A method and a device for noise reduction and obstacle detection of a depth image and a mobile robot are provided, wherein the method for noise reduction of the depth image comprises the following steps: acquiring a multi-modal image acquired for the same scene, the multi-modal image comprising a depth image and at least one other modal image; respectively inputting the depth image and the at least one other mode image into a trained neural network, and predicting a noise region in the depth image by the neural network based on fusion of features of different mode images; and removing the noise area in the depth image based on the prediction result of the neural network to obtain and output an optimized depth image. According to the noise reduction method and device for the depth image, the noise areas on the depth image are identified through the trained neural network fusion depth image and other image sources, and the noise of the depth image can be reduced, so that the depth image is optimized.

Description

Noise reduction and obstacle detection method and device for depth image and mobile robot
Technical Field
The present application relates to the field of image processing technologies, and in particular, to a method and apparatus for noise reduction and obstacle detection of a depth image, and a mobile robot.
Background
Currently, depth images acquired by a depth camera, especially indoor depth images, generate highlight areas under extreme illumination conditions, such as areas of direct light, ground reflection, high reflection materials, and the like, and these highlight areas are often accompanied by erroneous depth value information, so they are called noise areas. Such a depth image cannot accurately reflect depth information of the acquisition scene.
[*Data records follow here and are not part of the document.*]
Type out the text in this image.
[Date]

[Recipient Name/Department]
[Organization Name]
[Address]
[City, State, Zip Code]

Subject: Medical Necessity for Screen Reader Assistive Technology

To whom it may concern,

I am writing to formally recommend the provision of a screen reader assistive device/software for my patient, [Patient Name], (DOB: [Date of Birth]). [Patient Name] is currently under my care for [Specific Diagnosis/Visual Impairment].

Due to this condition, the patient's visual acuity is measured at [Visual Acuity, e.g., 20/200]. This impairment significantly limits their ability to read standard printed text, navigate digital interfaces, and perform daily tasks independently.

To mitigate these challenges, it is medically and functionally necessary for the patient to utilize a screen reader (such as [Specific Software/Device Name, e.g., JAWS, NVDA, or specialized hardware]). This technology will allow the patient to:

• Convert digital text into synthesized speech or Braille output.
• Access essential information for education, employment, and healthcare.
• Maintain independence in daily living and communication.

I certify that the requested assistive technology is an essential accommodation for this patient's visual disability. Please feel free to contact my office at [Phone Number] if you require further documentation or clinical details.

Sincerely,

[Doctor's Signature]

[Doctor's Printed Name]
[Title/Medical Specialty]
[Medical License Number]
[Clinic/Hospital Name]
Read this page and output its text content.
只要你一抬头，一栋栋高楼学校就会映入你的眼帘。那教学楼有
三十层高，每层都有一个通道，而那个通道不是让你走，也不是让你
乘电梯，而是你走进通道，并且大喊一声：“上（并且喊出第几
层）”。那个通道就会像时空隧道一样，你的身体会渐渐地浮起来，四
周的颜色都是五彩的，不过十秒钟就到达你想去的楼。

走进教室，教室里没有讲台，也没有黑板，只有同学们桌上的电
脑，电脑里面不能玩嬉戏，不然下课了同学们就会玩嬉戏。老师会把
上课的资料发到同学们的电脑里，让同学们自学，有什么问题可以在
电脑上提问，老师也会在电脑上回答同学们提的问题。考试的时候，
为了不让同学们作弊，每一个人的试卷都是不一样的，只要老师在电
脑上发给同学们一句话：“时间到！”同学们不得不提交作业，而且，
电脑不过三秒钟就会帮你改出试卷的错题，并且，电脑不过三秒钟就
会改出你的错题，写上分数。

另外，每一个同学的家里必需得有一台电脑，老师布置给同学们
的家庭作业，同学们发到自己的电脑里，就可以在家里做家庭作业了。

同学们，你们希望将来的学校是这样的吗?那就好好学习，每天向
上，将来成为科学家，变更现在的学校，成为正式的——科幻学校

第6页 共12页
Performing other operations based on such a depth map, such as performing obstacle detection, will easily lead to erroneous detection results and erroneous obstacle avoidance.
Accordingly, a noise reduction scheme of a depth image is required to solve the above-described problems.
Disclosure of Invention
According to an aspect of the present application, there is provided a noise reduction method of a depth image, the method including: acquiring a multi-modal image acquired for the same scene, the multi-modal image comprising a depth image and at least one other modal image; respectively inputting the depth image and the at least one other mode image into a trained neural network, and predicting a noise region in the depth image by the neural network based on fusion of features of different mode images; and removing the noise area in the depth image based on the prediction result of the neural network to obtain and output an optimized depth image.
In one embodiment of the application, the neural network utilizes a particular candidate anchor box in predicting the noise region, wherein the particular candidate anchor box is determined based on the source of the noise region in the depth image.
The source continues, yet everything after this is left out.